Undoing Layoff Mistakes

Some high-profile layoff mishaps—and a looming recession—have focused firms on getting this tricky move right.

One company’s layoff strategy was to have none at all—instead sending out email pink slips. Another firm, meanwhile, spent weeks planning the effort trying to create compassionate communications to employees and stakeholders. But both firms ended up with the same result: a beating in social media.

The HR department spent weeks planning layoffs, complete with strategic analyses of impacted departments, compassionate communications with employees and stakeholders, and the kindest of goodbyes. And yet when the smoke cleared, the mood of the remaining employees ranged from nervous to disgruntled, and the company had taken a beating on social media. 

With a recession looming, some 70% of leaders say that they are planning or enacting cuts, according to a recent poll. And the questions on many leaders’ and stakeholders’ minds are simple: Will they get it right? Can they? Recent headlines have described at least one large tech firm that got it all wrong—but experts say that even those who plan well find it can be tricky to avoid post-layoff damage. That can harm morale and profits, as well as any future recruiting efforts.  “It’s hard to recruit people into a place that has a damaged brand and low morale,” says Leila Lance, global technology market advisory leader at Korn Ferry.

For decades, organizations typically swung the axe by trimming a standard percentage from each department—often 10%. This, companies eventually realized, damaged growth and performance. Today’s cuts are much more strategic and targeted. But experts say even with the best intentions and efforts, layoffs consistently spur unintentional consequences, often simply by being at odds with internal purpose and teamwork messaging.

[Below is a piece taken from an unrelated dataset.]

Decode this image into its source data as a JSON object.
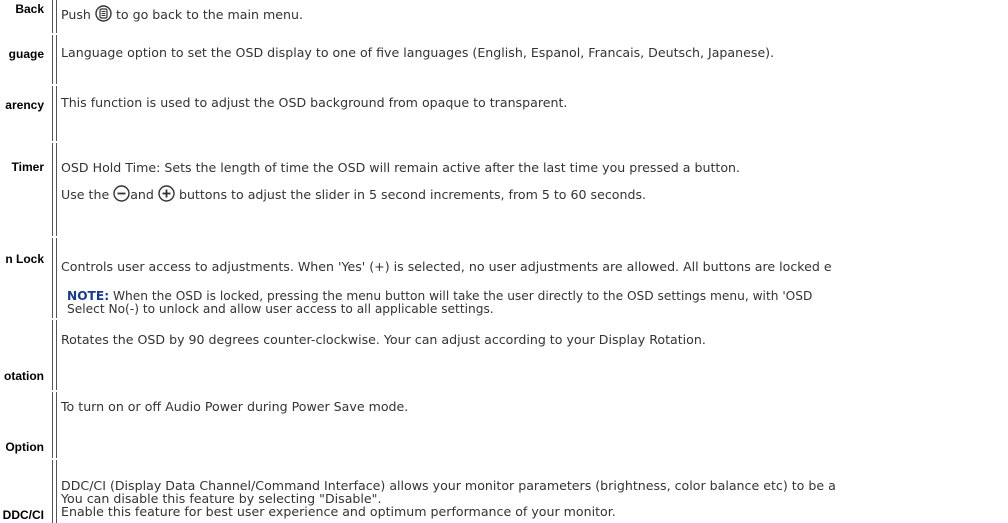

Much of the laying off this month has unfortunately fallen upon the tech industry, which is particularly green at firings. Many more in this sector are anticipated. “They don’t have the experience,” says Lance, who points out that many major tech companies either didn’t exist or weren’t yet public firms during the 2008 recession. Yet, in this unusual economy, many of these same firms plan to continue trying to hire to fill critically needed skills.

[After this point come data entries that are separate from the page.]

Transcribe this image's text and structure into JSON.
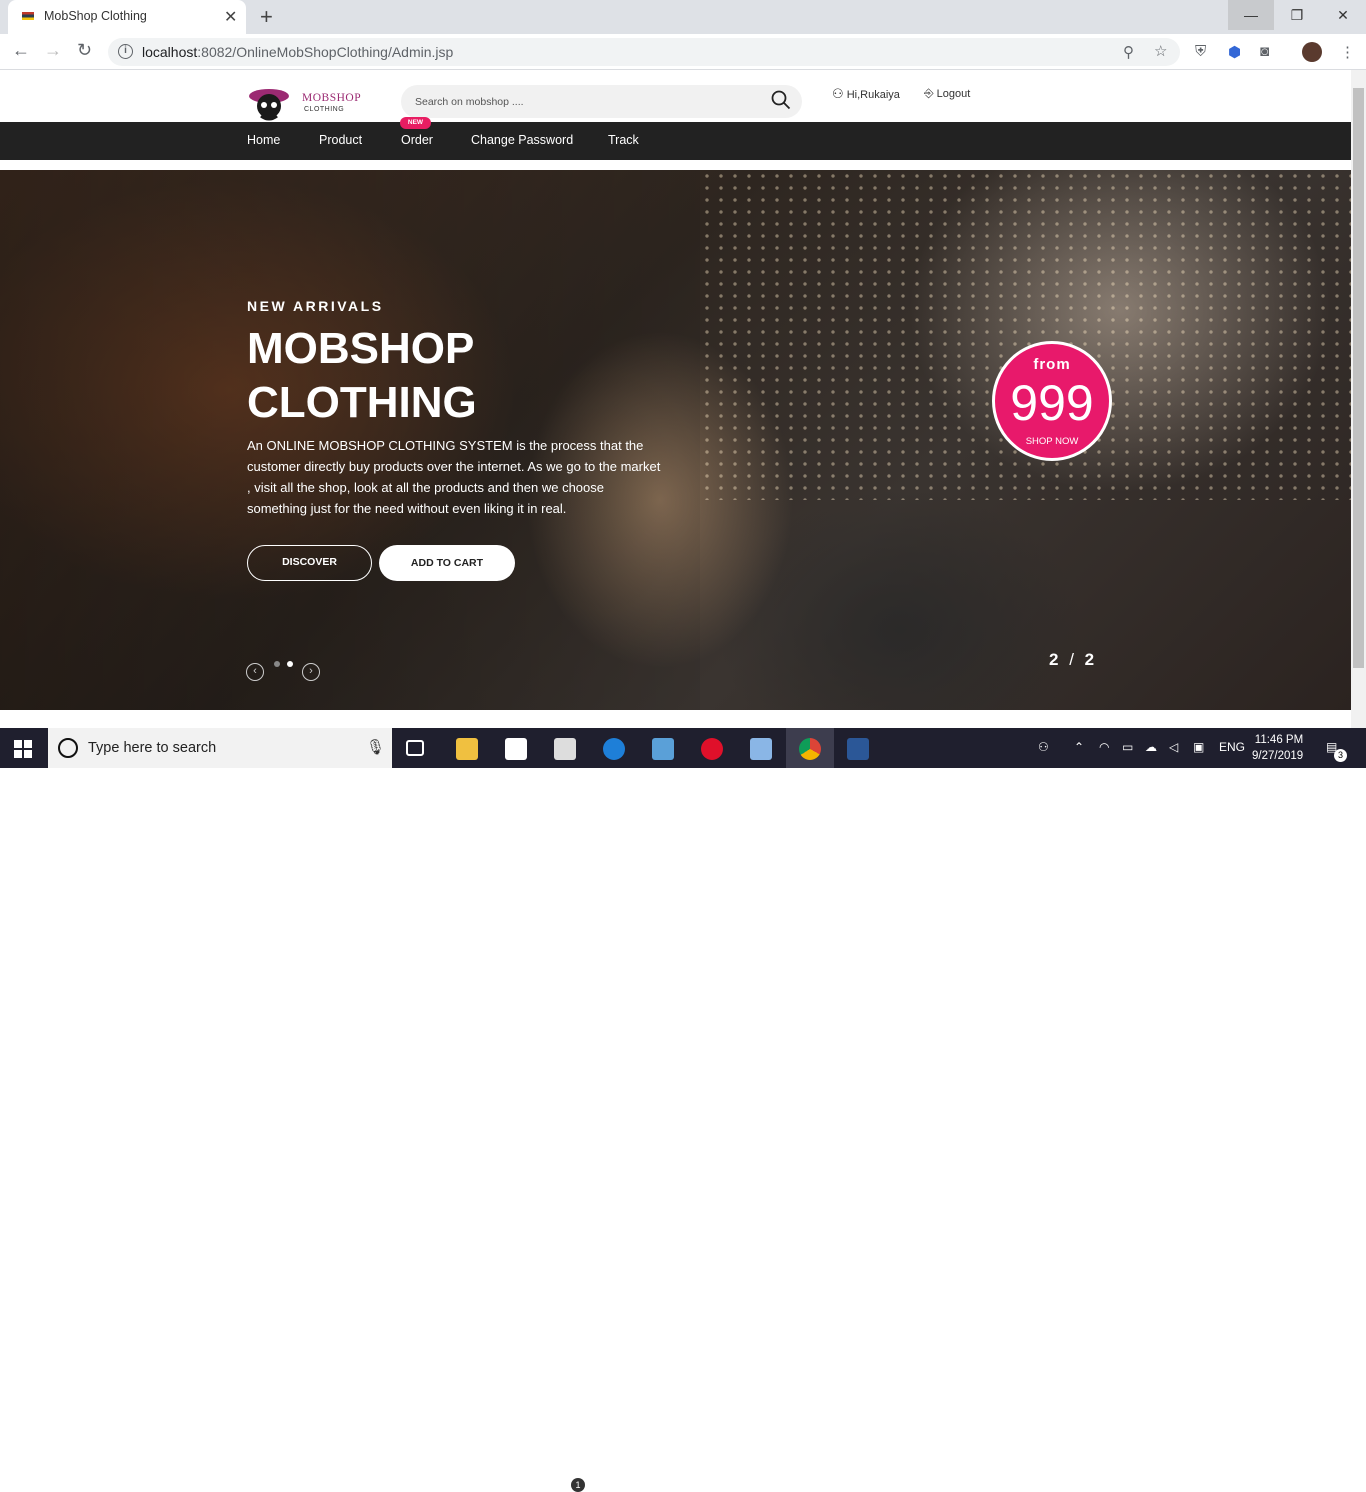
{
  "browser": {
    "tab_title": "MobShop Clothing",
    "tab_close": "✕",
    "new_tab": "+",
    "url_host": "localhost",
    "url_rest": ":8082/OnlineMobShopClothing/Admin.jsp",
    "window_controls": [
      "—",
      "❐",
      "✕"
    ]
  },
  "site": {
    "logo_text": "MOBSHOP",
    "logo_sub": "CLOTHING",
    "search_placeholder": "Search on mobshop ....",
    "user_greeting": "Hi,Rukaiya",
    "logout": "Logout"
  },
  "nav": {
    "items": [
      "Home",
      "Product",
      "Order",
      "Change Password",
      "Track"
    ],
    "badge": "NEW"
  },
  "hero": {
    "tagline": "NEW ARRIVALS",
    "title_line1": "MOBSHOP",
    "title_line2": "CLOTHING",
    "description": "An ONLINE MOBSHOP CLOTHING SYSTEM is the process that the customer directly buy products over the internet. As we go to the market , visit all the shop, look at all the products and then we choose something just for the need without even liking it in real.",
    "discover_label": "DISCOVER",
    "cart_label": "ADD TO CART",
    "promo_from": "from",
    "promo_price": "999",
    "promo_cta": "SHOP NOW",
    "slide_current": "2",
    "slide_total": "2",
    "slide_separator": "/",
    "prev_arrow": "‹",
    "next_arrow": "›"
  },
  "taskbar": {
    "search_text": "Type here to search",
    "language": "ENG",
    "time": "11:46 PM",
    "date": "9/27/2019",
    "notifications": "3",
    "mail_badge": "1"
  },
  "colors": {
    "accent": "#e8196b",
    "nav_bg": "#222222",
    "logo_purple": "#9b2a72"
  }
}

“When layoff stories hit the media, it absolutely changes how people think about your company, values, and products,” says Nathan Blain, global lead for optimizing people costs at Korn Ferry. His counterintuitive approach to post-layoff repair efforts is to design them around exiting employees: “Most leaders forget that people have very close work friends.” He believes any behavior perceived as respectful and helpful to exiting employees can go a long way toward improving the engagement and emotional commitment of remaining employees, as well as minimize brand damage. Creating soft landings through career transition services (CTS), which connect exiting employees with positions both internally and externally, can be an opportunity to build the company brand in the professional community.

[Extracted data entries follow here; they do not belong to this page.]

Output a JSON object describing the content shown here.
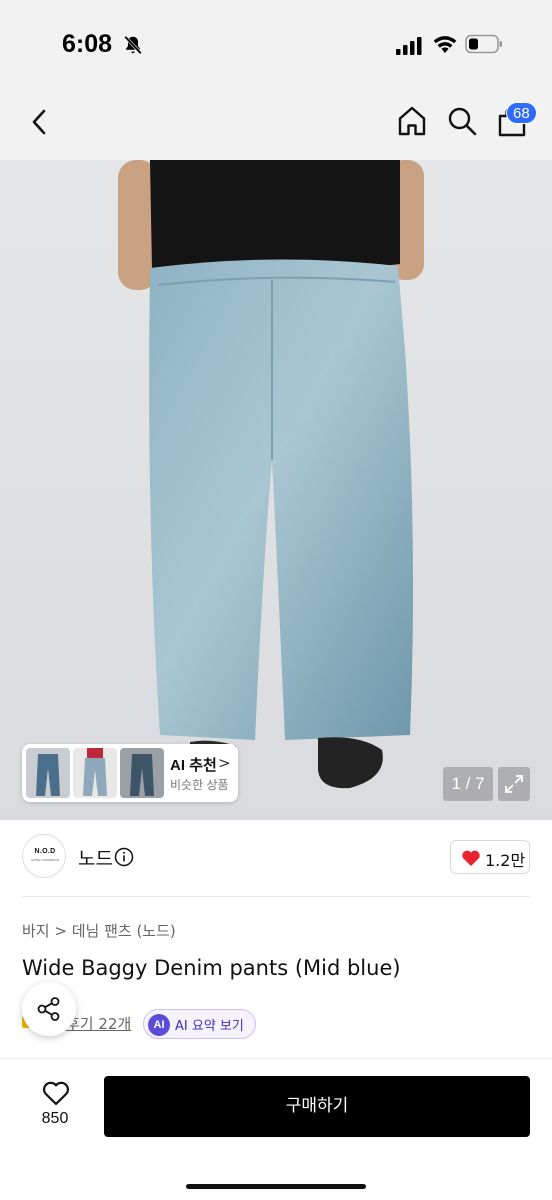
{
  "status_bar": {
    "time": "6:08",
    "icons": [
      "bell-slash-icon",
      "cellular-signal-icon",
      "wifi-icon",
      "battery-icon"
    ]
  },
  "nav": {
    "back_icon": "chevron-left-icon",
    "home_icon": "home-icon",
    "search_icon": "search-icon",
    "cart_icon": "shopping-bag-icon",
    "cart_badge": "68",
    "badge_color": "#2f6bff"
  },
  "gallery": {
    "ai_recommend_title": "AI 추천",
    "ai_recommend_chevron": ">",
    "ai_recommend_subtitle": "비슷한 상품",
    "page_indicator": "1 / 7",
    "expand_icon": "expand-icon"
  },
  "brand": {
    "logo_text": "N.O.D",
    "logo_subtext": "NOISE OVERDRIVE",
    "name": "노드",
    "info_icon": "info-icon",
    "like_count": "1.2만",
    "heart_color": "#e8232f"
  },
  "product": {
    "breadcrumb": "바지 > 데님 팬츠 (노드)",
    "title": "Wide Baggy Denim pants (Mid blue)",
    "review_link": "후기 22개",
    "ai_summary_icon_text": "AI",
    "ai_summary_label": "AI 요약 보기",
    "share_icon": "share-icon"
  },
  "bottom_bar": {
    "wish_icon": "heart-outline-icon",
    "wish_count": "850",
    "buy_label": "구매하기"
  }
}
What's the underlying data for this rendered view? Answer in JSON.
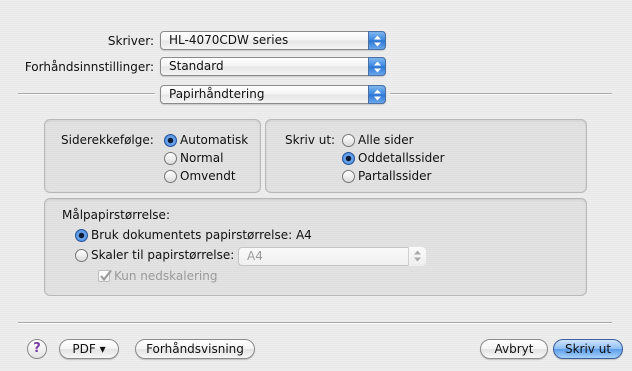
{
  "printer": {
    "label": "Skriver:",
    "value": "HL-4070CDW series"
  },
  "presets": {
    "label": "Forhåndsinnstillinger:",
    "value": "Standard"
  },
  "panel": {
    "value": "Papirhåndtering"
  },
  "page_order": {
    "label": "Siderekkefølge:",
    "options": [
      {
        "label": "Automatisk",
        "selected": true
      },
      {
        "label": "Normal",
        "selected": false
      },
      {
        "label": "Omvendt",
        "selected": false
      }
    ]
  },
  "print": {
    "label": "Skriv ut:",
    "options": [
      {
        "label": "Alle sider",
        "selected": false
      },
      {
        "label": "Oddetallssider",
        "selected": true
      },
      {
        "label": "Partallssider",
        "selected": false
      }
    ]
  },
  "dest_paper": {
    "label": "Målpapirstørrelse:",
    "use_doc": {
      "label": "Bruk dokumentets papirstørrelse: A4",
      "selected": true
    },
    "scale": {
      "label": "Skaler til papirstørrelse:",
      "selected": false,
      "popup_value": "A4"
    },
    "scale_down": {
      "label": "Kun nedskalering",
      "checked": true
    }
  },
  "footer": {
    "help": "?",
    "pdf": "PDF ▾",
    "preview": "Forhåndsvisning",
    "cancel": "Avbryt",
    "print": "Skriv ut"
  }
}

Remaining employees will understandably be nervous and want to know if more cuts are coming, whether the company is stable, and whether they should be looking for jobs, says human resources expert Ron Porter, senior client partner at Korn Ferry. The best antidote, he says, is frequent communication both one-on-one and in groups, to explain the criteria and business issue that drove those layoffs. “Be comfortable talking about it,” he says. As for layoffs done poorly? Blain says some expression of regret can go a long way in repairing post-layoff damage. “Contrition is usually essential,” he says.